Sie haben sich in der Vergangenheit oft kritisch über Politik in Österreich geäußert, konkret über den Aufstieg Jörg Haiders. Wie beurteilen Sie den starken Zulauf, den Rechtspopulisten in Europa erfahren?

Die Rechte gewinnt an Terrain in ganz Europa. Sie surft auf der Welle der Angst der Menschen, sowohl was die Arbeitslosigkeit, als auch die Unsicherheit in einem kriminellen Kontext betrifft.

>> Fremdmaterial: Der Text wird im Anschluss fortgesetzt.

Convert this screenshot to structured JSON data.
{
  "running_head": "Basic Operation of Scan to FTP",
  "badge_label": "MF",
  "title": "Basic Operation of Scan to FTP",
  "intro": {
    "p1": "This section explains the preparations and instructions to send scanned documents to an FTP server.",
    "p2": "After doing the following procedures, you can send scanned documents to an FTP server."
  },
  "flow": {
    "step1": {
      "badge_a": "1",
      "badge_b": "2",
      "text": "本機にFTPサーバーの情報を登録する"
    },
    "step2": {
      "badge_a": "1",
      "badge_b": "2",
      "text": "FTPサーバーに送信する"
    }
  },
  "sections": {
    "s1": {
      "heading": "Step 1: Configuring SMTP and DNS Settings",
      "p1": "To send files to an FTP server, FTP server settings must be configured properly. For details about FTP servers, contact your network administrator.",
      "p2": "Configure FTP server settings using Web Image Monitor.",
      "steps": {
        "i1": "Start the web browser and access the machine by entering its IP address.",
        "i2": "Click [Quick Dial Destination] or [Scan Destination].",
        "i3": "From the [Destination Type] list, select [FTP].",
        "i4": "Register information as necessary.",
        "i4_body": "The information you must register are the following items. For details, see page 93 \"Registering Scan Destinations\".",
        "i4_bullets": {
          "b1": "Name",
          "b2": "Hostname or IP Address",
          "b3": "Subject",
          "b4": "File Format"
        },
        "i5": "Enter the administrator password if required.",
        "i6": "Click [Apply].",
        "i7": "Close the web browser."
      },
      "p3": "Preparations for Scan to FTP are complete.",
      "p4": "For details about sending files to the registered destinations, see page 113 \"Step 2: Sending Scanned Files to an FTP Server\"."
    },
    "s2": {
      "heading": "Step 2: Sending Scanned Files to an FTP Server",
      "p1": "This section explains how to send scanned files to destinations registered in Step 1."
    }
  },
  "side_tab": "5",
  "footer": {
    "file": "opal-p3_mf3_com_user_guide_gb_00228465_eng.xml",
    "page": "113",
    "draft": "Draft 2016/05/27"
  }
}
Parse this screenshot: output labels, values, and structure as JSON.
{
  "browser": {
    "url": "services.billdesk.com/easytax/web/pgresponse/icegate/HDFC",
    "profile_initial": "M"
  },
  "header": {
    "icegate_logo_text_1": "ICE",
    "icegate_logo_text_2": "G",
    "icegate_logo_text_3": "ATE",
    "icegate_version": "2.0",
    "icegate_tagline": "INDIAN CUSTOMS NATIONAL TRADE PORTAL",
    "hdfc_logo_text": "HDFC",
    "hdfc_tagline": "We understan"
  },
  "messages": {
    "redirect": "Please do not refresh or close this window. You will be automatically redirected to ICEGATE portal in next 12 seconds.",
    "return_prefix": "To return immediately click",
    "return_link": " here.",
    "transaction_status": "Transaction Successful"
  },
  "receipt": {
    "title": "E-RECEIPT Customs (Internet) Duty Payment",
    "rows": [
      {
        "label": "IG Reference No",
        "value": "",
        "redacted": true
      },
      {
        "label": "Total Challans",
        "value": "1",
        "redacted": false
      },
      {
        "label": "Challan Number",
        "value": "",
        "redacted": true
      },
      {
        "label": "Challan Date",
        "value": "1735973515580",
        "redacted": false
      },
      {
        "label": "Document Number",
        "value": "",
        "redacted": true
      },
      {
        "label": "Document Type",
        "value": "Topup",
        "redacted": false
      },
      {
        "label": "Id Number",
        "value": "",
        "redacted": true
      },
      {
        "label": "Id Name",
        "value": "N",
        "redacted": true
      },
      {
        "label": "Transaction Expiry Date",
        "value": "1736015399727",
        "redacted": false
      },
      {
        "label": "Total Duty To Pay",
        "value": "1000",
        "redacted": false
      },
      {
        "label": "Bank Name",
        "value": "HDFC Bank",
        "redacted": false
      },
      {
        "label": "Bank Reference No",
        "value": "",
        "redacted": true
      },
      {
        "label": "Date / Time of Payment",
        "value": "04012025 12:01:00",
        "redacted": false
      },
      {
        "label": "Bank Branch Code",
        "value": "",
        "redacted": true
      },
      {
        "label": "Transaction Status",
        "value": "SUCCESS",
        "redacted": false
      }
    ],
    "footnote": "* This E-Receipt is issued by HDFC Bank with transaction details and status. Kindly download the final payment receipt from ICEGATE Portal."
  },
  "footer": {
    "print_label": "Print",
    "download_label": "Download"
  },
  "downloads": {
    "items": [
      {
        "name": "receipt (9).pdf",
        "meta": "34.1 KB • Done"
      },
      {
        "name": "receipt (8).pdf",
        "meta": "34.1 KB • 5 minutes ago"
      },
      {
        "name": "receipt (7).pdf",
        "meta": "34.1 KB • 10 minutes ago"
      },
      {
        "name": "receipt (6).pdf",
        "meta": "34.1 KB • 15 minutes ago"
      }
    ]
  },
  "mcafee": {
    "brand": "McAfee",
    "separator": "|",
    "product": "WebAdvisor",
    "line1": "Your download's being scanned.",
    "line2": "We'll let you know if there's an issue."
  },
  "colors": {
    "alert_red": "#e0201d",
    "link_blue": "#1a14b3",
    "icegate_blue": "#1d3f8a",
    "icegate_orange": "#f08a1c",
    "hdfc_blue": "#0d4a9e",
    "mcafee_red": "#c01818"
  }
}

Die große Gefahr ist die, dass die Bevölkerungen nicht mehr die moralische, kulturelle und intellektuelle Bildung haben, um dem zu widerstehen. Die Linke hat einfach aufgehört, diese Rolle wahrzunehmen. Früher gab es eine Art von ständiger Weiterbildung durch kulturelle Aktivitäten, sei es vom Kino, dem Theater, die die Ideale der Solidarität, die stärker sind als Angst, weitergetragen und vermittelt haben. Die Chance, die Europa jetzt hat, ist die, dass sich die Linke der Mitte, die Sozialdemokratie neu definiert, bevor es zu spät ist. Dieser Kultur, die immer individualistischer und konsumorientierter wird, muss etwas entgegen gehalten werden, denn genau diese Menschen geben Flüchtlingen die Schuld daran, wenn sie sich weniger leisten können. Hier muss man aktiv sein. Ich mache das als Filmemacher mit meinen Filmen; Kinosäle müssen erhalten, Filme gezeigt werden, die eine kritische Haltung und eine menschliche Solidarität vermitteln.